TRANSITIONS
Her Life Has Changed
Now the house they shared for thirty years no longer feels like home

My friend’s husband died three months ago after a short illness. To say that his death came as a shock is an understatement. I last saw him in March during a visit back to the States. I still cannot picture returning to California, knocking at their front door and not finding him somewhere in the house. Easier to imagine he’d just popped out for a quick trip to Trader Joe’s.
Kit is coping. Some days are better than others. The house where they brought up their daughter is full of memories. The hallway walls are lined with family photos and framed prints of the cartoons Jerry drew. A writer, he also had a quirky, artistic eye. I can still see the lifesize papier maché giraffe in the corner of the living room. They’d seen it in the irreverent Pasadena DooDah Parade — the ‘twisted sister’ to the staid and conventional Pasadena Rose Parade. After the parade, Jerry bought the giraffe, it’s lived in the same spot for decades.
While Kit said she still can’t bring herself to go into the office where Jerry spent most of his days, other rooms are easier to manage. When we spoke a few days ago, she said she was “tearing through the house getting rid of things,” although nothing of Jerry’s except his golf clubs, which he’d stopped using years earlier.
“I’ve always enjoyed the activity of cleaning and organizing,” she said, “And it seems so right for this point in time.”
She also mentioned a New York Times article I’d sent. I’ve thought a lot about her living alone in a big house and whether she might eventually decide to move. Too soon for such momentous decisions though — as I learned after my second husband died, shortly after his fortieth birthday. Still reeling from shock and grief and against advice from friends and family, I put our house up for sale and bought a condominium. Big mistake.
I understand why I did it, my life felt out of control, the ground shaky beneath my feet. I wanted a refuge where I could lick my wounds and come to terms with what had happened. Unsurprisingly, it didn’t work that way. I’d barely spent fifteen minutes looking it over, before I decided to buy the place. Not long enough to realise it offered no privacy, the neighbours were noisy and the Home Owners’ Association was, to put it mildly, excessively militant.
Kit, older and wiser than I was, is doing practical things, but we’ve talked a lot about the NYT article and ways to make the house they’d lived in together feel like her home, rather than a repository of sometimes painful memories.
Carter, in the New York Times article, said:
“I think people underestimate — or, at least, I did before this — how much grief, loss and trauma inhabit your physical space. We don’t think about how our physical surroundings can really be so integral to how we’re feeling.”

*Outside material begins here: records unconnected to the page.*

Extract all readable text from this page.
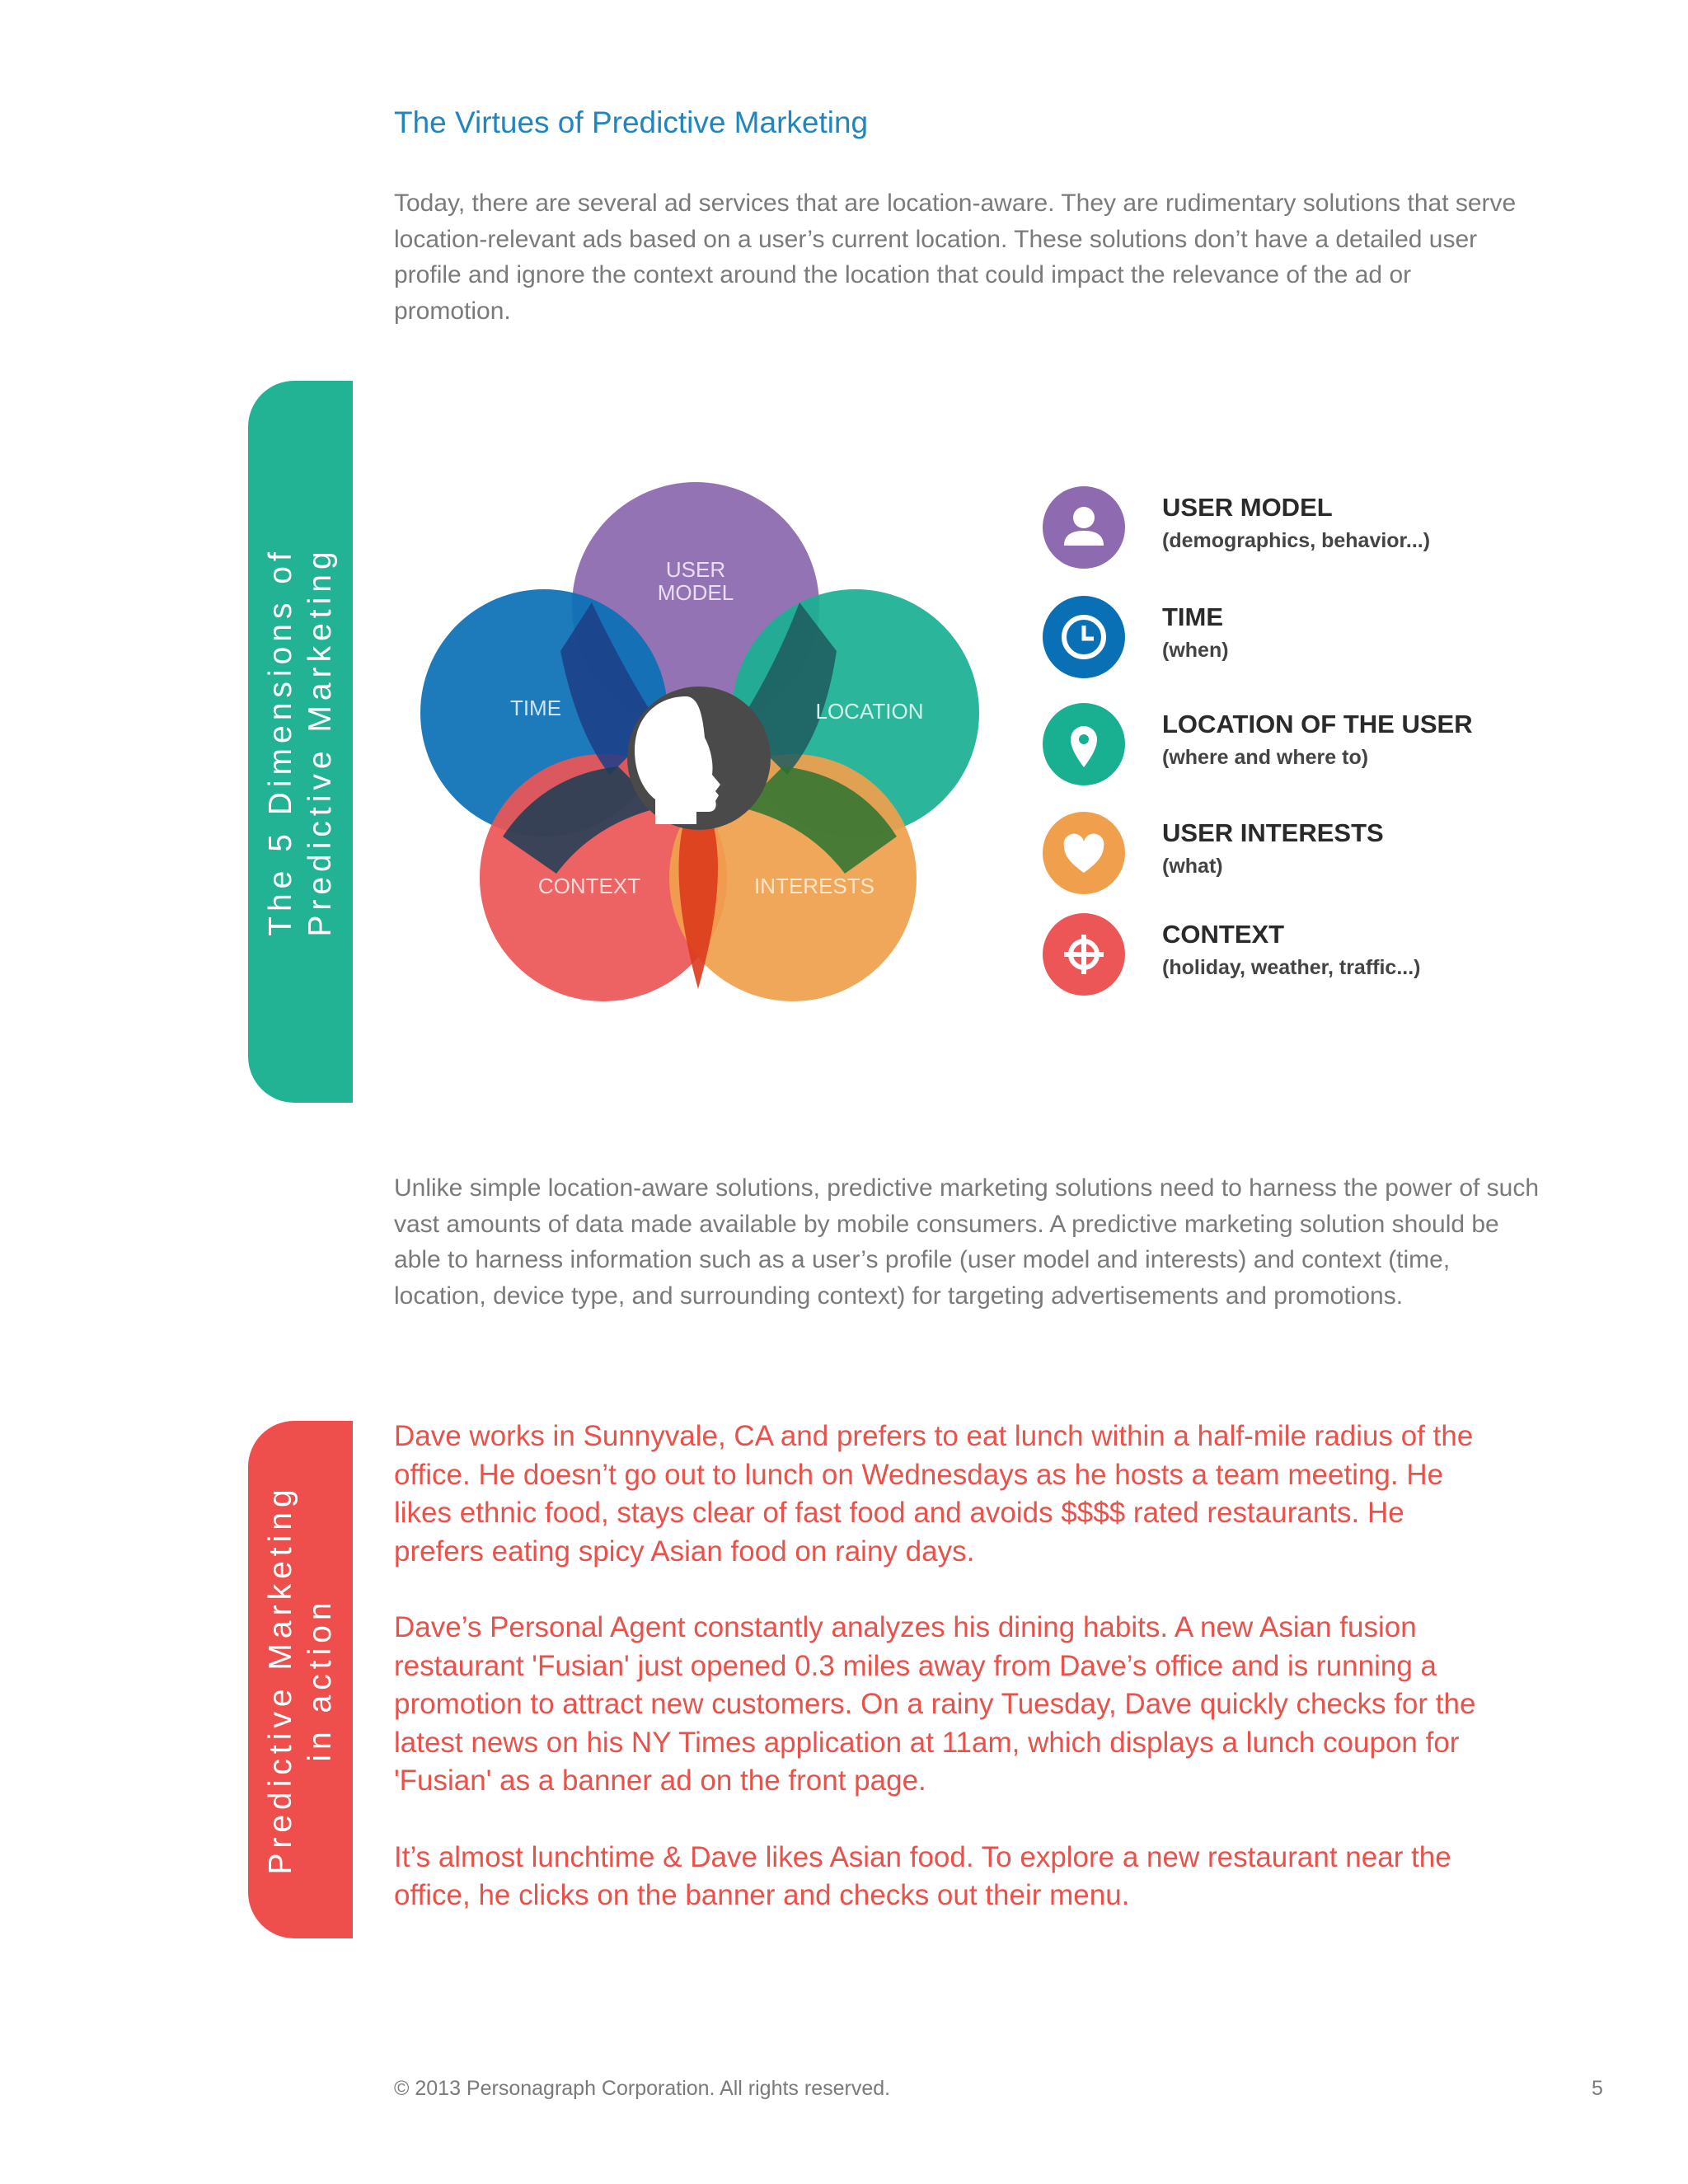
The Virtues of Predictive Marketing
Today, there are several ad services that are location-aware. They are rudimentary solutions that serve location-relevant ads based on a user’s current location. These solutions don’t have a detailed user profile and ignore the context around the location that could impact the relevance of the ad or promotion.
The 5 Dimensions of Predictive Marketing	USER
MODEL
TIME	LOCATION
CONTEXT	INTERESTS
USER MODEL
(demographics, behavior...)
TIME
(when)
LOCATION OF THE USER
(where and where to)
USER INTERESTS
(what)
CONTEXT
(holiday, weather, traffic...)
Unlike simple location-aware solutions, predictive marketing solutions need to harness the power of such vast amounts of data made available by mobile consumers. A predictive marketing solution should be able to harness information such as a user’s profile (user model and interests) and context (time, location, device type, and surrounding context) for targeting advertisements and promotions.
Predictive Marketing in action

Dave works in Sunnyvale, CA and prefers to eat lunch within a half-mile radius of the office. He doesn’t go out to lunch on Wednesdays as he hosts a team meeting. He likes ethnic food, stays clear of fast food and avoids $$$$ rated restaurants. He prefers eating spicy Asian food on rainy days.

Dave’s Personal Agent constantly analyzes his dining habits. A new Asian fusion restaurant 'Fusian' just opened 0.3 miles away from Dave’s office and is running a promotion to attract new customers. On a rainy Tuesday, Dave quickly checks for the latest news on his NY Times application at 11am, which displays a lunch coupon for 'Fusian' as a banner ad on the front page.

It’s almost lunchtime & Dave likes Asian food. To explore a new restaurant near the office, he clicks on the banner and checks out their menu.

© 2013 Personagraph Corporation. All rights reserved.	5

Carter opted for a fresh start with a completely “different aesthetic,” than the home she’d shared with her husband. “The main goals were to make it healing, comfortable, cozy and inviting,” she said. At the same time, she wanted to “preserve important mementoes” of the time with her husband. The new decor, which includes framed handwritten notes and objects such as a mounted shadow box with one of his favourite neckties, also serves to evoke happier times.
As she sorts and organises things to keep or discard, Kit said she can already feel how different it is to create a space on her own versus making one as a couple. Something anyone who has lived alone for years before deciding to live a deux will appreciate, although from a different perspective — but that’s another story.

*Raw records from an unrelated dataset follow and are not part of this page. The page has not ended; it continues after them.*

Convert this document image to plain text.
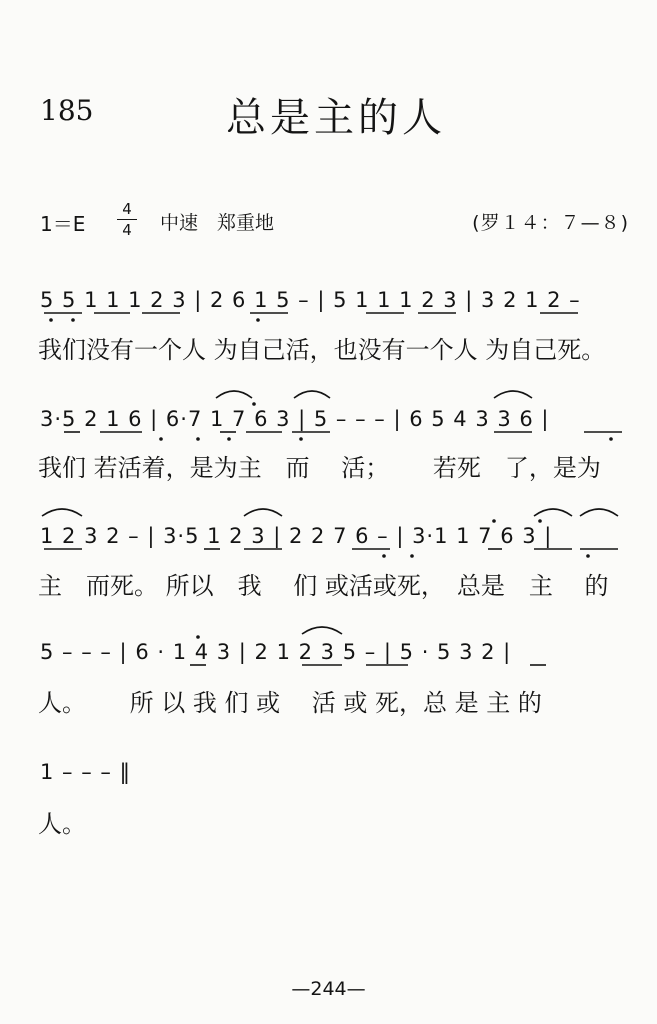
185	总是主的人
1＝E
4
4 中速　郑重地	(罗１４：７—８)
5 5 1 1 1 2 3 | 2 6 1 5 – | 5 1 1 1 2 3 | 3 2 1 2 –
我们没有一个人 为自己活，也没有一个人 为自己死。
3·5 2 1 6 | 6·7 1 7 6 3 | 5 – – – | 6 5 4 3 3 6 |
我们 若活着，是为主　而　 活；　　 若死　了，是为
1 2 3 2 – | 3·5 1 2 3 | 2 2 7 6 – | 3·1 1 7 6 3 |
主　而死。 所以　我　 们 或活或死，　总是　主　 的
5 – – – | 6 · 1 4 3 | 2 1 2 3 5 – | 5 · 5 3 2 |
人。　　 所 以 我 们 或　 活 或 死，总 是 主 的
1 – – – ‖
人。
—244—
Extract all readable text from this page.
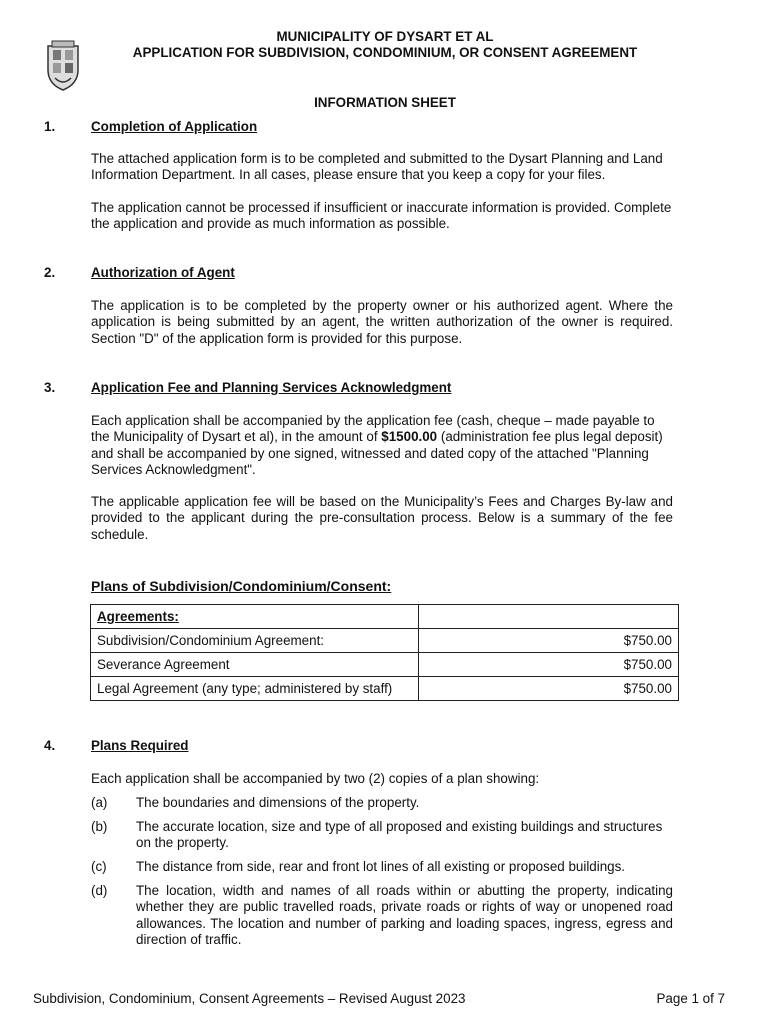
MUNICIPALITY OF DYSART ET AL
APPLICATION FOR SUBDIVISION, CONDOMINIUM, OR CONSENT AGREEMENT
INFORMATION SHEET
1.	Completion of Application
The attached application form is to be completed and submitted to the Dysart Planning and Land Information Department. In all cases, please ensure that you keep a copy for your files.
The application cannot be processed if insufficient or inaccurate information is provided. Complete the application and provide as much information as possible.
2.	Authorization of Agent
The application is to be completed by the property owner or his authorized agent. Where the application is being submitted by an agent, the written authorization of the owner is required. Section "D" of the application form is provided for this purpose.
3.	Application Fee and Planning Services Acknowledgment
Each application shall be accompanied by the application fee (cash, cheque – made payable to the Municipality of Dysart et al), in the amount of $1500.00 (administration fee plus legal deposit) and shall be accompanied by one signed, witnessed and dated copy of the attached "Planning Services Acknowledgment".
The applicable application fee will be based on the Municipality’s Fees and Charges By-law and provided to the applicant during the pre-consultation process. Below is a summary of the fee schedule.
Plans of Subdivision/Condominium/Consent:
Agreements:	
Subdivision/Condominium Agreement:	$750.00
Severance Agreement	$750.00
Legal Agreement (any type; administered by staff)	$750.00
4.	Plans Required
Each application shall be accompanied by two (2) copies of a plan showing:
(a) The boundaries and dimensions of the property.
(b) The accurate location, size and type of all proposed and existing buildings and structures on the property.
(c) The distance from side, rear and front lot lines of all existing or proposed buildings.
(d) The location, width and names of all roads within or abutting the property, indicating whether they are public travelled roads, private roads or rights of way or unopened road allowances. The location and number of parking and loading spaces, ingress, egress and direction of traffic.
Subdivision, Condominium, Consent Agreements – Revised August 2023	Page 1 of 7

One thing that hasn’t changed for Kit is the garden which has always been her domain. I still remember her reaction years ago to Jerry’s purchase of a large and vibrantly coloured plant that clashed wildly with her carefully chosen planting scheme. She laughed when I reminded her. But perhaps it’s no coincidence that the flower in the small ‘Jerry shrine’ she made is, as I recall, almost the same colour.

In French, there’s an expression, peu en peu — little by little. It applies to so much in life. Loss, adjustment, acceptance . . . making a place your own. Perhaps the secret is not in the big changes, selling up and moving away, but the little things that gradually make a difference, that help to create that feeling of home. I wish that for Kit.
I hope she keeps the giraffe though.